Miraculous Embrace: In her book, Larson tells the story of Claude (right), whose grandmother was murdered by his neighbor Innocent (left). Claude forgave Innocent and the men have now reconciled.

Forgiveness is at the core of loving our neighbor, and of our salvation through Christ. But it often seems a lot easier to say we forgive than to actually do it.

That’s because, in our modern therapeutic approach to forgiveness, I think Christians have cheapened forgiveness. We’ve made it all about us. When forgiveness is seen as primarily a choice to release oneself from pain, bitterness, and anger, it misses the point that forgiveness is one of the most sacrificial of all human actions. I’m echoing Miroslav Volf’s explanation of Bonhoeffer when I say that when we suffer a wrong, that is a passive form of suffering; it is a suffering that happens to us. But when we forgive a wrong, we are choosing an active form of suffering. We are offering a gift to the person in our lives who perhaps least deserves it. And in so doing we have one of the best opportunities to mirror the power, the grace, and the glory of the Gospel.

After reading your book, what would you like people to do with the experience? As Christians, what should be the “next step” for us in terms of responding to these stories?

I hope that the next steps will happen on two levels. First, I hope people will wrestle with the issues brought up by this book and seriously ask themselves where God may be calling them to take steps of confession, of forgiveness and reconciliation. If they don’t do that on some level, I’ve failed my job.

The other level at which I hope this book provokes involvement is simply in helping Rwandans in their ongoing work of reconciliation. Each story in the book ends up highlighting various organizations involved in this restoration work in Rwanda. I list several of those amazing groups in the back of the book and on my website, these are groups like Prison Fellowship International, CARSA, the Sonrise Orphanage, the Living Bricks Campaign, Land of a Thousand Hills Coffee, and many others. If these stories have moved readers, I hope they will consider how they might help see this healing continue to spread by reading up on these groups and picking one or more to support prayerfully and financially.

How has the experience of writing this book changed you?
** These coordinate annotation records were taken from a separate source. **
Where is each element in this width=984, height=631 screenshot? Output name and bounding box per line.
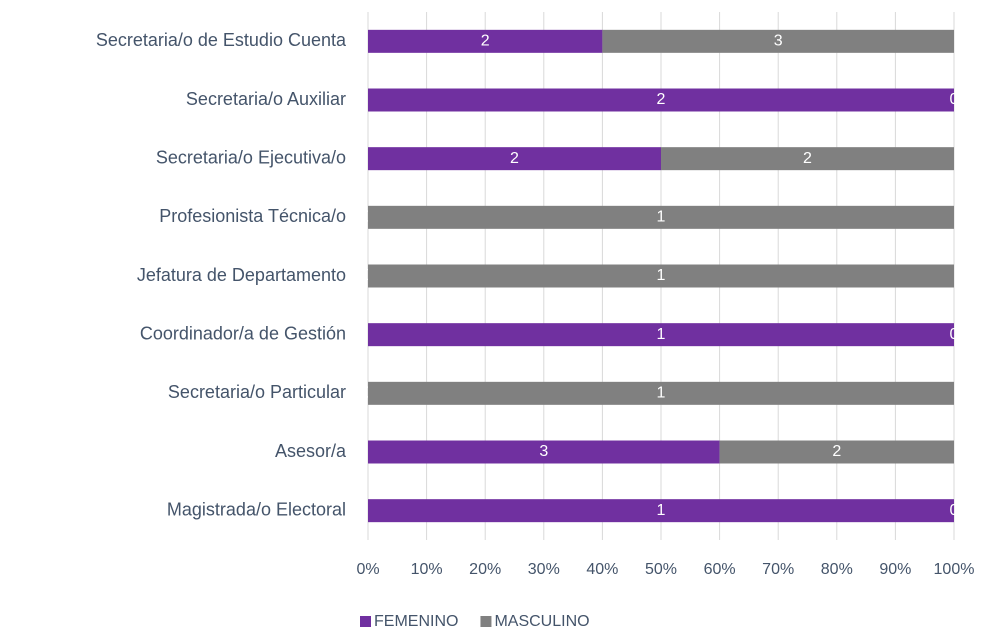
y-tick-label: Asesor/a [275, 441, 347, 461]
bar-segment [368, 264, 954, 288]
data-label: 0 [950, 502, 959, 519]
x-tick-label: 10% [411, 561, 443, 578]
y-tick-label: Secretaria/o de Estudio Cuenta [96, 30, 347, 50]
bar-segment [661, 147, 954, 171]
y-tick-label: Profesionista Técnica/o [159, 206, 346, 226]
bar-segment [368, 381, 954, 405]
data-label: 1 [657, 209, 666, 226]
bar-segment [368, 29, 603, 53]
bar-segment [719, 440, 954, 464]
data-label: 2 [657, 91, 666, 108]
x-tick-label: 90% [879, 561, 911, 578]
bar-segment [602, 29, 954, 53]
y-tick-label: Jefatura de Departamento [137, 265, 346, 285]
data-label: 2 [481, 33, 490, 50]
x-tick-label: 30% [528, 561, 560, 578]
legend-label: MASCULINO [494, 613, 589, 630]
data-label: 3 [539, 443, 548, 460]
bar-segment [368, 205, 954, 229]
data-label: 3 [774, 33, 783, 50]
x-tick-label: 50% [645, 561, 677, 578]
bar-segment [368, 499, 954, 523]
data-label: 1 [657, 326, 666, 343]
legend-label: FEMENINO [374, 613, 458, 630]
bar-segment [368, 88, 954, 112]
y-tick-label: Coordinador/a de Gestión [140, 323, 346, 343]
x-tick-label: 40% [586, 561, 618, 578]
y-tick-label: Magistrada/o Electoral [167, 499, 346, 519]
y-tick-label: Secretaria/o Particular [168, 382, 346, 402]
y-tick-label: Secretaria/o Auxiliar [186, 89, 346, 109]
data-label: 1 [657, 502, 666, 519]
data-label: 0 [950, 91, 959, 108]
legend-swatch [360, 616, 371, 627]
x-tick-label: 100% [934, 561, 975, 578]
bar-segment [368, 147, 661, 171]
data-label: 1 [657, 267, 666, 284]
x-tick-label: 80% [821, 561, 853, 578]
x-tick-label: 0% [356, 561, 379, 578]
x-tick-label: 70% [762, 561, 794, 578]
legend-swatch [480, 616, 492, 627]
data-label: 0 [950, 326, 959, 343]
data-label: 1 [657, 385, 666, 402]
data-label: 2 [832, 443, 841, 460]
data-label: 2 [803, 150, 812, 167]
data-label: 2 [510, 150, 519, 167]
x-tick-label: 20% [469, 561, 501, 578]
bar-segment [368, 440, 720, 464]
y-tick-label: Secretaria/o Ejecutiva/o [156, 147, 346, 167]
bar-segment [368, 323, 954, 347]
x-tick-label: 60% [704, 561, 736, 578]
You can’t write about stories like these without being personally affected. For me, writing this book has been an experience of entering into the pain and hope of others. It has taught me a lot about seeing Christ not simply as my sin-bearer, but also as my pain-bearer. It has also been an encouragement when old wounds resurface to remember that forgiveness is an ongoing commitment, not just a one-time act. I think I’m not only more acutely aware of our own capacity for astonishing evil, but also more breathlessly expectant about God’s ability to redeem even the darkest of situations for His glory.

What’s next for you?

I hope to continue promoting the work of reconciliation in Rwanda, bringing help to those God has allowed me to meet. I also hope to continue writing the true stories of God’s work in the world today in a way that is winsome and accessible to all kinds of people, particularly those who may need a glimpse of the one true God in a way they’ve never experienced Him before.